Tuesday, 06/06/2017 10:52:32 AM

Tuesday, June 06, 2017 10:52:32 AM

Post# of 796373
Not wiped out, diluted out. Common shares that exist now would still exist technically after the Blueprint's implementation. But there are so many levels of dilution of commons that are built into the Blueprint that after all is said and done, commons will be worth a tiny fraction of what they would be worth if, say, the billions of NWS $ paid over the original "investment" amount were applied to recapitalize the GSEs instead of just being taken "for a big taxpayer profit."

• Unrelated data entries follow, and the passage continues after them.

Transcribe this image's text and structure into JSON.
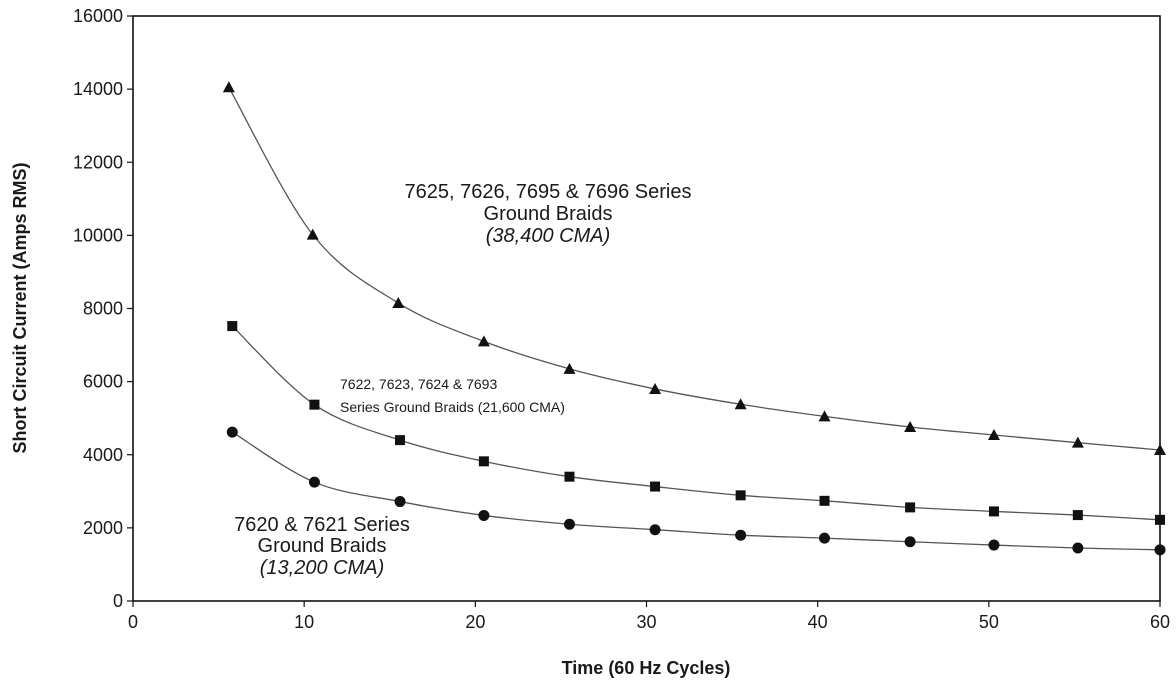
{
  "chart_data": {
    "type": "line",
    "title": "",
    "xlabel": "Time (60 Hz Cycles)",
    "ylabel": "Short Circuit Current (Amps RMS)",
    "xlim": [
      0,
      60
    ],
    "ylim": [
      0,
      16000
    ],
    "xticks": [
      0,
      10,
      20,
      30,
      40,
      50,
      60
    ],
    "yticks": [
      0,
      2000,
      4000,
      6000,
      8000,
      10000,
      12000,
      14000,
      16000
    ],
    "grid": false,
    "legend": "none",
    "series": [
      {
        "marker": "triangle",
        "x": [
          5.6,
          10.5,
          15.5,
          20.5,
          25.5,
          30.5,
          35.5,
          40.4,
          45.4,
          50.3,
          55.2,
          60
        ],
        "y": [
          14050,
          10020,
          8150,
          7100,
          6350,
          5800,
          5380,
          5050,
          4760,
          4540,
          4330,
          4130
        ]
      },
      {
        "marker": "square",
        "x": [
          5.8,
          10.6,
          15.6,
          20.5,
          25.5,
          30.5,
          35.5,
          40.4,
          45.4,
          50.3,
          55.2,
          60
        ],
        "y": [
          7520,
          5370,
          4400,
          3820,
          3400,
          3130,
          2890,
          2740,
          2560,
          2450,
          2350,
          2220
        ]
      },
      {
        "marker": "circle",
        "x": [
          5.8,
          10.6,
          15.6,
          20.5,
          25.5,
          30.5,
          35.5,
          40.4,
          45.4,
          50.3,
          55.2,
          60
        ],
        "y": [
          4620,
          3250,
          2720,
          2340,
          2100,
          1950,
          1800,
          1720,
          1620,
          1530,
          1450,
          1400
        ]
      }
    ],
    "annotations": {
      "upper": {
        "line1": "7625, 7626, 7695 & 7696 Series",
        "line2": "Ground Braids",
        "line3": "(38,400 CMA)"
      },
      "middle": {
        "line1": "7622, 7623, 7624 & 7693",
        "line2": "Series Ground Braids (21,600 CMA)"
      },
      "lower": {
        "line1": "7620 & 7621 Series",
        "line2": "Ground Braids",
        "line3": "(13,200 CMA)"
      }
    }
  }
}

Dilution by 4x occurs when warrants are exercised. Then another level of dilution occurs when preferreds are converted to commons. Then another level of dilution occurs when brand new shares are issued and offered on the open market to start the recapitalization. Then a final level of dilution of commons occurs when yet a 2nd capital-raising issuance of brand new shares happens a year later. That's 4 episodes of dilution, with the exercise of warrants being the most severe, and the conversion of preferreds into commons being, if i'm correct, the least severe.

If NWS overage were applied to capital and the warrants canceled, the value of commons would be probably up in that $50-125 range (according to valuations done by the real Tim Howard and others), depending on how any additional recap were executed. But after the Blueprint is executed, the pps of commons will be around $9-13, it appears.